Epublishing Section Homepage
An Introduction to Ebooks
Electronic publishing of books is a major development that is quickly causing changes in the industry. Epublishing has developed rapidly over the past couple years. Different companies have launched with different strategies and ideas on how ebooks will be delivered. Will people read them on new devices known as electronic readers? Will they read them on the computer screen? Electronic devices such as palm pilots and electronic readers allow people the potential to store hundreds of books at a time. This large potential market has generated a large amount of money being poured into epublishing o develop both the hardware and the software to make this electronic transition a reality. However, encouraging people to give up their comfortable hardcover and paperback books with dog-eared pages has been no easy measure.
At first it was new upstart technology companies developing the technology and launching new brands. However, recently the traditional publishing houses have also climbed on board and are converting their lines of new releases and backlists into the available electronic delivery formats, including both ebooks and print-on-demand technology. Print-on-demand (also known as POD) allows publishers to print a single book at a time and avoid costly print runs of thousands of books. A standard for ebooks has also been developed by OEBF, an organization of publishers and technology companies. However, Adobe PDF is also a widely used format for ebooks and it competes with the OEB standard.

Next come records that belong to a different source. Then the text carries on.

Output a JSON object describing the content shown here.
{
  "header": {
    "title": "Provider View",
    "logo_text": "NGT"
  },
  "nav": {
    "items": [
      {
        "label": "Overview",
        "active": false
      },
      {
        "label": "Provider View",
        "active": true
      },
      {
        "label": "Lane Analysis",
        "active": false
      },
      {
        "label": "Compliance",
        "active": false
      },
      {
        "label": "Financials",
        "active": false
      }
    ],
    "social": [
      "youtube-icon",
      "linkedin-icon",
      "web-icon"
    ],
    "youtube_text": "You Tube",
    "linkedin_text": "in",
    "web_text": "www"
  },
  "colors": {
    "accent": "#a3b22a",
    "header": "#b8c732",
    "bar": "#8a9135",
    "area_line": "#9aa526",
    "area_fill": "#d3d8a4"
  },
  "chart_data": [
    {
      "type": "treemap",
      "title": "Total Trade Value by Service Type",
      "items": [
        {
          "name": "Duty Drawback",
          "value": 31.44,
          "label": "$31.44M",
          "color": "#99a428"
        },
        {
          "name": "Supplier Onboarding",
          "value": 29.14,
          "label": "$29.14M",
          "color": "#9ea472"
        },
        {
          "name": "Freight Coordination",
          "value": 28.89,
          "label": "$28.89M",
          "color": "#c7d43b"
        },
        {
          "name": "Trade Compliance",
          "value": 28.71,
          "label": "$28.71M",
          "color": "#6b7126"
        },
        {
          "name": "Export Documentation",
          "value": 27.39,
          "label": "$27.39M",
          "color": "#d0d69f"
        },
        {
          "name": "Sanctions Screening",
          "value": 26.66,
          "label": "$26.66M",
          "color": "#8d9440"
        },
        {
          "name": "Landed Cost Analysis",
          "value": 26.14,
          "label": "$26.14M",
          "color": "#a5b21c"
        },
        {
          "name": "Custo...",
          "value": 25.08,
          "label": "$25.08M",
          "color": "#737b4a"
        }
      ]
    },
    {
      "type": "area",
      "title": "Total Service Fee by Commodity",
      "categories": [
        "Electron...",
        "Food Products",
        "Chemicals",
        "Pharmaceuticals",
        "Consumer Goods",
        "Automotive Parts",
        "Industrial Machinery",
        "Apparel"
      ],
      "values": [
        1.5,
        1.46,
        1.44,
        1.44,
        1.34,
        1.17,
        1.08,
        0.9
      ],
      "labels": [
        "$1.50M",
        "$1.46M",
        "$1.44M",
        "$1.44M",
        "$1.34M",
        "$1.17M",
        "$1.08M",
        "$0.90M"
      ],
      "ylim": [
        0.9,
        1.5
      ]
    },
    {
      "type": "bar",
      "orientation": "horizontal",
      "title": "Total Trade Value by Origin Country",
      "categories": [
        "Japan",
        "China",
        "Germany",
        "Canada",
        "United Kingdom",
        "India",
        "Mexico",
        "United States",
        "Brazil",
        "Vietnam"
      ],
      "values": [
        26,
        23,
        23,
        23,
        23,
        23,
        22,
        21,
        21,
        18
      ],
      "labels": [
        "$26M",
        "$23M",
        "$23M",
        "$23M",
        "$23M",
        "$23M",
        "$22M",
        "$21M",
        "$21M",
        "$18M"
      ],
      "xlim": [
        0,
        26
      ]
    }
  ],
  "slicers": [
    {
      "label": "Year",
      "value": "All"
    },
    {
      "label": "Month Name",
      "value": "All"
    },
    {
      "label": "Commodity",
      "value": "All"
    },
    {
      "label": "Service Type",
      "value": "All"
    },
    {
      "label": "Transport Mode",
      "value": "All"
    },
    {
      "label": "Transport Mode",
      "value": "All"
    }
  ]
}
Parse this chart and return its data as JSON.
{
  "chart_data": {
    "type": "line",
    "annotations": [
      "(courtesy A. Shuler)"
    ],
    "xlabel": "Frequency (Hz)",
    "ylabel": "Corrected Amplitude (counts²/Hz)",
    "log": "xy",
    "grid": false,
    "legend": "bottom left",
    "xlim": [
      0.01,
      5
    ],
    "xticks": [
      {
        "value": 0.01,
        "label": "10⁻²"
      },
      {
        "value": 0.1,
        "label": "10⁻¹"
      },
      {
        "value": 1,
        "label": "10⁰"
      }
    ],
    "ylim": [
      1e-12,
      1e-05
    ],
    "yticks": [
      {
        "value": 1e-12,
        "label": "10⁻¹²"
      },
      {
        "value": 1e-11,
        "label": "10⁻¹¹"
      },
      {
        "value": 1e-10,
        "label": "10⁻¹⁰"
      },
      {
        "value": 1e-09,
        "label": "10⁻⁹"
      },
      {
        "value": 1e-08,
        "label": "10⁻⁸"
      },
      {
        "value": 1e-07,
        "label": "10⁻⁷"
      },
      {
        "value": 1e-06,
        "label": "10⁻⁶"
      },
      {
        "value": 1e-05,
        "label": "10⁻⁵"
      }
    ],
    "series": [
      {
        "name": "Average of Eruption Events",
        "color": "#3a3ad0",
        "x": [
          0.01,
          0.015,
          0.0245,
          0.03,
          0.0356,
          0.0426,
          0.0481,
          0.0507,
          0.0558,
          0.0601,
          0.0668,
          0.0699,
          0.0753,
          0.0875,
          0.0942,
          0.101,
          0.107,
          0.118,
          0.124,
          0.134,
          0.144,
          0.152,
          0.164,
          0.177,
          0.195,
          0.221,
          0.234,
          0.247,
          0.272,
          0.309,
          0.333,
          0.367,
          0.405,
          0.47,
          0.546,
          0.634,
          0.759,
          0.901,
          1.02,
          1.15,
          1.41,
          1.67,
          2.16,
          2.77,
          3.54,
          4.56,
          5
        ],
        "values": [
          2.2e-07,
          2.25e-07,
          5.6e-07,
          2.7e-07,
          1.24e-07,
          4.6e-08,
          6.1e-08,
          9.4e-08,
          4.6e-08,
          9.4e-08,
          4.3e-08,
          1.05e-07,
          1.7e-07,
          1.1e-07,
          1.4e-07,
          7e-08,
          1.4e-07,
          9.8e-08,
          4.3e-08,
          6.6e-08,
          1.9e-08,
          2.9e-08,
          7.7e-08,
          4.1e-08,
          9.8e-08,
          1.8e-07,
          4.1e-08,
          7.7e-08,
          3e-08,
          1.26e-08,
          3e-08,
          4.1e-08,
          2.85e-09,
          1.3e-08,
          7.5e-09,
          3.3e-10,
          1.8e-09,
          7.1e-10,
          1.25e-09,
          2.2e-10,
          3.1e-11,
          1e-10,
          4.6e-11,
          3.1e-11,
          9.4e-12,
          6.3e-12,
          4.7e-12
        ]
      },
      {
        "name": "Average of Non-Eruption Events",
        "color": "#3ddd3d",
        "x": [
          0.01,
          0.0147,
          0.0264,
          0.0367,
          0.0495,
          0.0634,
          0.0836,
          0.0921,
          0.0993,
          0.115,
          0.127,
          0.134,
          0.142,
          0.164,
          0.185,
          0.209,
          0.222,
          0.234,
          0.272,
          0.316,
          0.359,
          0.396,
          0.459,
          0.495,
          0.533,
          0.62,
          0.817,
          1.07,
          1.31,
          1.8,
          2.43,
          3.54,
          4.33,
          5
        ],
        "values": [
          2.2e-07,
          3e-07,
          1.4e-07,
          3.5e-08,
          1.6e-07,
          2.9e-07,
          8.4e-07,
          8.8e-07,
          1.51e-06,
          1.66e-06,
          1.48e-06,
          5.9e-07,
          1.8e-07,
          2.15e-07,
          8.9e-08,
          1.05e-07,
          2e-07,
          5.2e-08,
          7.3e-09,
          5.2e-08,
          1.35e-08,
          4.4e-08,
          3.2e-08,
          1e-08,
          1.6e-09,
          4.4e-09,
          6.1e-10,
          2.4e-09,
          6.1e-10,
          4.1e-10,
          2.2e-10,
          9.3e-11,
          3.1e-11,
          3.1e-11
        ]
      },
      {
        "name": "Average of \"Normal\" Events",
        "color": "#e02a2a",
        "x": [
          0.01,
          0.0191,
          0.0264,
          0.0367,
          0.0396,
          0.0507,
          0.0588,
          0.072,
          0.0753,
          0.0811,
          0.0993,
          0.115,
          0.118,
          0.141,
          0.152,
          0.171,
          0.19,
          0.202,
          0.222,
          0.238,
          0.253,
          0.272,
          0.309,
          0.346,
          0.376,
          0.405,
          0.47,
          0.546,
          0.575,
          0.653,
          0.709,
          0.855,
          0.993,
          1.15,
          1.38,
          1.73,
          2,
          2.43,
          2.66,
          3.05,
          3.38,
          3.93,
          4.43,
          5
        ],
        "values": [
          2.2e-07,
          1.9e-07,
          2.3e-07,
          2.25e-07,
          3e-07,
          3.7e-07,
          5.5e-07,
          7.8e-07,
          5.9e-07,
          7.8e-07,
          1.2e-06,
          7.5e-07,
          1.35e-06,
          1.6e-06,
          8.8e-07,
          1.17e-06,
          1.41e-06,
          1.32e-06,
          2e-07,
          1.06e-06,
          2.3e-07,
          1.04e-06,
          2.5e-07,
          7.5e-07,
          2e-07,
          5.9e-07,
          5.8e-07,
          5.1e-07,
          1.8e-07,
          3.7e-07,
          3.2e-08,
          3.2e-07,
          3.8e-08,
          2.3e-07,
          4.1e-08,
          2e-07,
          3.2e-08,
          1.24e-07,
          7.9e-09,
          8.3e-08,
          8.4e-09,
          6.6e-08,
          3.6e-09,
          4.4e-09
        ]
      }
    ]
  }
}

Because ebook technology is faster and can be implemented without the need for expensive print jobs a growing number of publishers and publishing services that produce electronic books have emerged. These companies aim to compete with the traditional publishers with new product offerings and without the expenses of regular printing. While it is good to see competition in the industry, the epublishers have been to slow to convert readers to ebooks and they face increasing competition from traditional publishers who are entering the ebook arena. However, on the plus side for the new epublishers, technology companies, including Microsoft, are working on rapidly developing software and hardware to turn book lovers into ebook readers. Even individual authors have challenged the style of traditional publishing. Horror author Stephen King is publishing a serialized novel solely on the Web with early success.
Where Do Authors Fit In?
Authors fit in at the same place as always. They are the most important element of ebooks, just as they are in books. Now the author just has new formats to consider, new publishers to consider and of course, new rights to consider. Just as in book publishing, a variety of electronic publishing styles exist. Some will publish your book for you for a fee (subsidy publishing), some do not charge fees but will only publish a limited amount of what they receive and some fall somewhere in between these two. Authors have to weigh the differences among these new ebook publishers, while also still considering the old publishers when making a decision about where to submit or publish their work. Some authors with technical skills may even avoid publishers altogether and create their own ebooks themselves. Whatever decision you make it is important as an author to familiarize yourself with emerging technology. At a minimum, you should at least be aware of your electronic rights and know what epublishing is.